The lab starts by using a CloudFormation template which simply launches two EC2 instances that are going to be the targets of the Lambda functions.

For the Lambda functions to have the ability to manipulate the EC2 instances, a policy and an execution role have to be created.

The policy should allow for the logging of information into Cloudwatch logs and also to start and stop instances.

{
  "Version": "2012-10-17",
  "Statement": [
    {
      "Effect": "Allow",
      "Action": [
        "logs:CreateLogGroup",
        "logs:CreateLogStream",
        "logs:PutLogEvents"
      ],
      "Resource": "arn:aws:logs:*:*:*"
    },
    {
      "Effect": "Allow",
      "Action": [
        "ec2:Start*",
        "ec2:Stop*"
      ],
      "Resource": "*"
    }
  ]
}

Next, the IAM role has to be created for Lambda which uses the policy to perform the necessary actions. This is simply named as EC2StartStopLambdaRole in the demo.


At this point, it is useful to note the instance IDs of the EC2 instances for the demonstration of using Lambda to stop an instance.


With the instance IDs on hand, the Lambda functions created and setup with the role.

import boto3
import os
import json

region = 'us-east-1'
ec2 = boto3.client('ec2', region_name=region)

def lambda_handler(event, context):
    instances=os.environ['EC2_INSTANCES'].split(",") #lists instances from ENVIRONMENT VARIABLE
    ec2.stop_instances(InstanceIds=instances)
    print('stopped instances: ' + str(instances))

Once the code is placed in the Lambda function, an environment variable called EC2_INSTANCES has to be created with the IDs of the EC2 instances. This is how the Lambda function knows which instances to stop.

A simple test will show that both EC2 instances are stopped.


Similarly, a Lambda function to start the EC2 instances are created in the same steps in the above which will start the EC2 instances when the Lambda function is tested.

import boto3
import os
import json

region = 'us-east-1'
ec2 = boto3.client('ec2', region_name=region)

def lambda_handler(event, context):
    instances=os.environ['EC2_INSTANCES'].split(",")
    ec2.start_instances(InstanceIds=instances)
    print('started instances: ' + str(instances))

Part Two

The steps shown above were highly manual; requiring user intervention to start or stop the instances. In a real-world scenario, it would be more often that functions would depend on certain actions happening within the application system.

To demonstrate how a Lambda function can be used in an event-driven approach, Eventbridge is used to monitor service events and to get lambda to react based on those events.
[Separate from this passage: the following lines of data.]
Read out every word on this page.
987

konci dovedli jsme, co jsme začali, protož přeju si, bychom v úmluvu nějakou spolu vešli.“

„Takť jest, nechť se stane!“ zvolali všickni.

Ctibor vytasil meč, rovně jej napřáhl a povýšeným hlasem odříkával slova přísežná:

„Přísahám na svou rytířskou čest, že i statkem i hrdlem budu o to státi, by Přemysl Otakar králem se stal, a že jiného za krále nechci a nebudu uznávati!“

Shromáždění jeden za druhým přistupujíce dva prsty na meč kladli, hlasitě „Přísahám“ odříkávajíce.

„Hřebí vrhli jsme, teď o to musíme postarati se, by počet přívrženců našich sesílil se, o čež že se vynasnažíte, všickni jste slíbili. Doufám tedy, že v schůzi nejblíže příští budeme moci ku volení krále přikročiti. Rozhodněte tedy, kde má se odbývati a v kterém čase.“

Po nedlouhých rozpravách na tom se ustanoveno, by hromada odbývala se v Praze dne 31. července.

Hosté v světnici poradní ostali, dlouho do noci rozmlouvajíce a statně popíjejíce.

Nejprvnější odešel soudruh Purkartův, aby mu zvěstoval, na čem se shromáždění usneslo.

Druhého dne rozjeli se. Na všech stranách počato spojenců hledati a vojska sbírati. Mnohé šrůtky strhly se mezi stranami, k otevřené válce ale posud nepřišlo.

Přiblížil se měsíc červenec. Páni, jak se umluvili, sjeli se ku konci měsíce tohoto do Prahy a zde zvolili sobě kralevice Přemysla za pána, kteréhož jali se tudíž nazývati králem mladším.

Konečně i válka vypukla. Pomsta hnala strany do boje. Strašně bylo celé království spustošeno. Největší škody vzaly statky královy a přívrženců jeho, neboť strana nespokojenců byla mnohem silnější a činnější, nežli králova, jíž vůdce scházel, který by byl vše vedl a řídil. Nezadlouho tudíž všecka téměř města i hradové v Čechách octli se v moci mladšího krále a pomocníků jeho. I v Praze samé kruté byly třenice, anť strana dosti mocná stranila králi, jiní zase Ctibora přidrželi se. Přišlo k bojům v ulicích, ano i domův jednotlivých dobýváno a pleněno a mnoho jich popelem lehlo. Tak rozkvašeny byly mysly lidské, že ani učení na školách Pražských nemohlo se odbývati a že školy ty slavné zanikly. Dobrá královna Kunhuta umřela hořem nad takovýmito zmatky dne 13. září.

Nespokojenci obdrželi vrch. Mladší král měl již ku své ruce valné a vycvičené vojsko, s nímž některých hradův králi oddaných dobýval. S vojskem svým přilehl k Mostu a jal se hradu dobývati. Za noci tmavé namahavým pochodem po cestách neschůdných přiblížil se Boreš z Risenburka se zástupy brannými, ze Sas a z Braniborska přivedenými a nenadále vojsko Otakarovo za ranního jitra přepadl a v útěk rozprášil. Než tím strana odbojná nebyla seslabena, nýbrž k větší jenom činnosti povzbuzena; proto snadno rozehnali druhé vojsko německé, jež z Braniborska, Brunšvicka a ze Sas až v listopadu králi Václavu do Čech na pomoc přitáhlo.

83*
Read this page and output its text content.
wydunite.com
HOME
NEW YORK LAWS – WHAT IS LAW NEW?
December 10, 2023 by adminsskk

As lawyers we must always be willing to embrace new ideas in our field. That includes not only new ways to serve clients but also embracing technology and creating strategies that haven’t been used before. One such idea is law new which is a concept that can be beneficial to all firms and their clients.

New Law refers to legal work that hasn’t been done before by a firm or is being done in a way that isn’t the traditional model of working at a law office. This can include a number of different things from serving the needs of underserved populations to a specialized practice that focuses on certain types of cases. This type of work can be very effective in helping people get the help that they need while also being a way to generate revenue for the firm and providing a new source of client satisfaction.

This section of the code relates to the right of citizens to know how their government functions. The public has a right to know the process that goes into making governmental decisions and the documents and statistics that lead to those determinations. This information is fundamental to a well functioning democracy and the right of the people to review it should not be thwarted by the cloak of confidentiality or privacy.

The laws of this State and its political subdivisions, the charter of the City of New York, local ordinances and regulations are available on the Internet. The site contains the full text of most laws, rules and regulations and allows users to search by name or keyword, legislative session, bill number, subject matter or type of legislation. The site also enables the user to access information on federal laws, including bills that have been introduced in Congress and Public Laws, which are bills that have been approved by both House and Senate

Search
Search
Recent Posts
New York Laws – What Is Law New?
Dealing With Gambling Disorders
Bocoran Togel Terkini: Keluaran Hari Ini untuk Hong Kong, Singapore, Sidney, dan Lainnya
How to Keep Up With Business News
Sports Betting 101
The following function is different in that it receives an event. It accepts event data and uses that to determine which EC2 instance was stopped and is then started again.

import boto3
import os
import json

region = 'us-east-1'
ec2 = boto3.client('ec2', region_name=region)

def lambda_handler(event, context):
    print("Received event: " + json.dumps(event))
    instances=[ event['detail']['instance-id'] ]
    ec2.start_instances(InstanceIds=instances)
    print ('Protected instance stopped - starting up instance: '+str(instances))

The Lambda function itself does not watch for the event to happen, rather, Eventbridge is set to monitor an EC2 instance if it was stopped and it sends information into the target Lambda function. The Lambda function then uses that information to start the instance.


The following image from CloudWatch shows the event that is sent to the Lambda function.


Final Thoughts

The lab exercise shows a fairly simple implementation of using Lambda for an event-driven approach. In more complex approaches, this method is truly valuable in that it improves the responsiveness systems and decouples different components of a system which allows for improved scaling and maintainability. This concept is essential to creating well-architected systems and I am looking forward to more complex exercises in the future.